The Observable Consequence

The logistics platform’s audit trail with wall clock ordering vs HLC ordering during a 200ms clock skew between Service A and Service B:

Physical orderWall clock timestampHLC timestampEvent
1st14:22:00.200 (Service A, +200ms skew)(14:22:00.000, 0)Package scanned at WH-042
2nd14:22:00.050 (Service B, accurate)(14:22:00.050, 0)Package loaded on truck
3rd14:22:00.100 (Service B, accurate)(14:22:00.100, 0)Truck departed

Wall clock order: events 2, 3, 1. Wrong. The scan happened first.

HLC order: events 1, 2, 3. Correct. The HLC on Service A is updated by the local event. Service B receives the scan event’s HLC timestamp and advances its own clock past it, preserving the causal relationship.

The Decision Rule

For PostgreSQL with automatic failover: configure multi-layer fencing (VIP revocation + process termination + network fencing). Test the fencing by simulating a network partition. A failover system that has never been tested under partition is a split-brain system that has not split yet.

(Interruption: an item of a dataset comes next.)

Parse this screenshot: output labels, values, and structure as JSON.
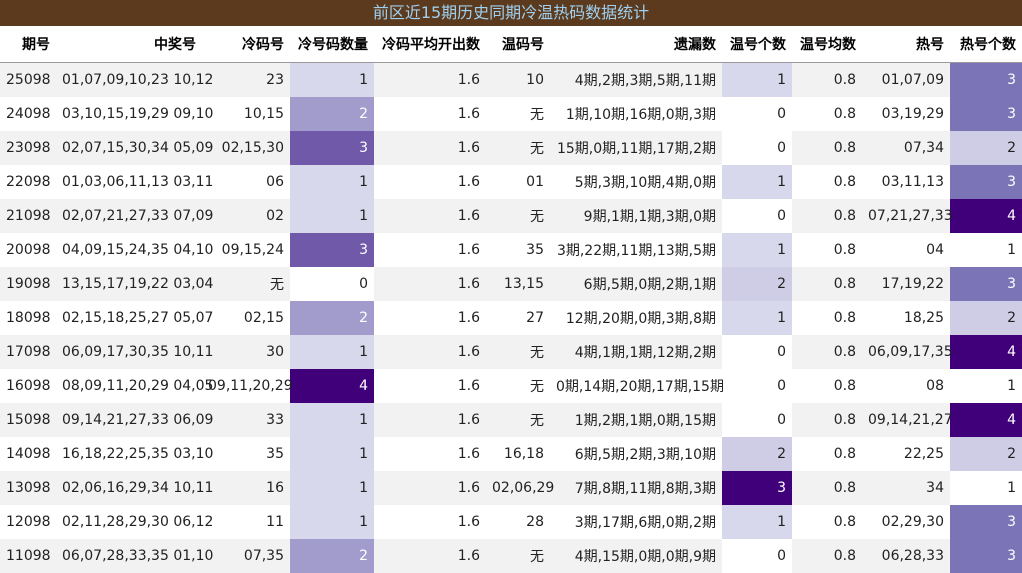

For Kafka: set min.insync.replicas=2 for any topic where data loss is unacceptable. Accept that writes to under-replicated partitions will fail during partitions. The producer will buffer and retry.

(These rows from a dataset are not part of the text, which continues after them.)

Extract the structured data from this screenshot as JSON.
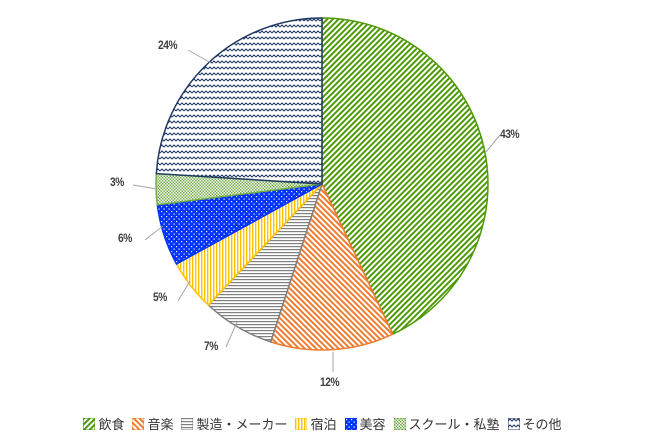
{
  "chart_data": {
    "type": "pie",
    "title": "",
    "categories": [
      "飲食",
      "音楽",
      "製造・メーカー",
      "宿泊",
      "美容",
      "スクール・私塾",
      "その他"
    ],
    "values": [
      43,
      12,
      7,
      5,
      6,
      3,
      24
    ],
    "labels": [
      "43%",
      "12%",
      "7%",
      "5%",
      "6%",
      "3%",
      "24%"
    ],
    "colors": [
      "#4e9a06",
      "#ed7d31",
      "#808080",
      "#ffc000",
      "#0033ff",
      "#70ad47",
      "#203864"
    ],
    "patterns": [
      "wide-diagonal",
      "diagonal",
      "horizontal",
      "vertical",
      "dots",
      "checker",
      "zigzag"
    ],
    "start_angle": 0,
    "direction": "clockwise",
    "legend_position": "bottom"
  },
  "legend": {
    "items": [
      {
        "label": "飲食"
      },
      {
        "label": "音楽"
      },
      {
        "label": "製造・メーカー"
      },
      {
        "label": "宿泊"
      },
      {
        "label": "美容"
      },
      {
        "label": "スクール・私塾"
      },
      {
        "label": "その他"
      }
    ]
  },
  "data_labels": [
    {
      "text": "43%"
    },
    {
      "text": "12%"
    },
    {
      "text": "7%"
    },
    {
      "text": "5%"
    },
    {
      "text": "6%"
    },
    {
      "text": "3%"
    },
    {
      "text": "24%"
    }
  ]
}
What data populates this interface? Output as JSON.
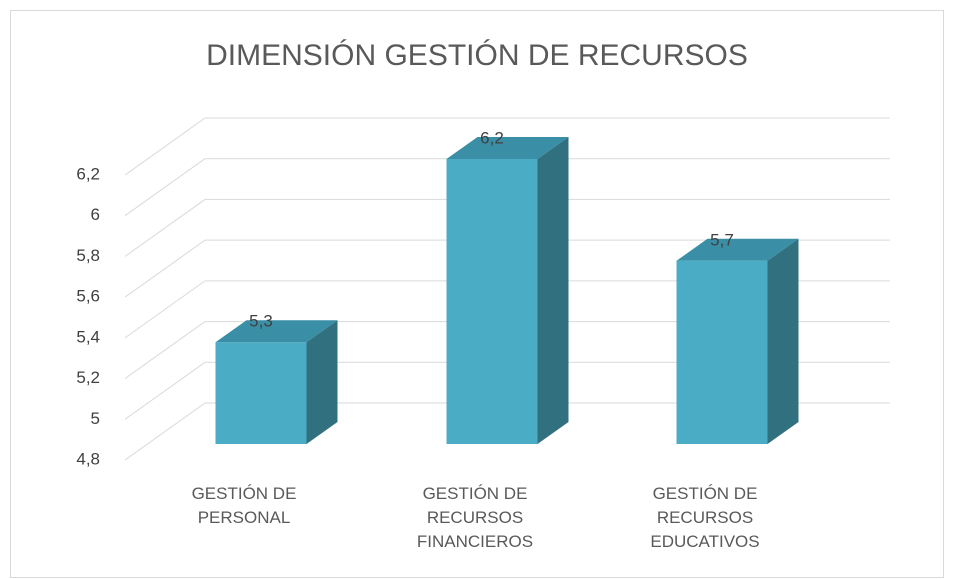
{
  "chart_data": {
    "type": "bar3d",
    "title": "DIMENSIÓN GESTIÓN DE RECURSOS",
    "categories": [
      "GESTIÓN DE PERSONAL",
      "GESTIÓN DE RECURSOS FINANCIEROS",
      "GESTIÓN DE RECURSOS EDUCATIVOS"
    ],
    "values": [
      5.3,
      6.2,
      5.7
    ],
    "value_labels": [
      "5,3",
      "6,2",
      "5,7"
    ],
    "color": "#4bacc6",
    "ylim": [
      4.8,
      6.2
    ],
    "yticks": [
      {
        "value": 4.8,
        "label": "4,8"
      },
      5,
      {
        "value": 5.2,
        "label": "5,2"
      },
      {
        "value": 5.4,
        "label": "5,4"
      },
      {
        "value": 5.6,
        "label": "5,6"
      },
      {
        "value": 5.8,
        "label": "5,8"
      },
      6,
      {
        "value": 6.2,
        "label": "6,2"
      }
    ],
    "grid": true
  }
}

For Redis: never store data in Redis that cannot be regenerated from another source. Redis split brain is not a bug. It is a design property.

For event ordering across services: use Kafka partition offsets as the canonical ordering. Kafka offsets are strictly ordered within a partition and do not depend on wall clocks. If you need cross-partition ordering, use HLC timestamps. If you need only human-readable timestamps for display, use wall clock time but do not sort by it.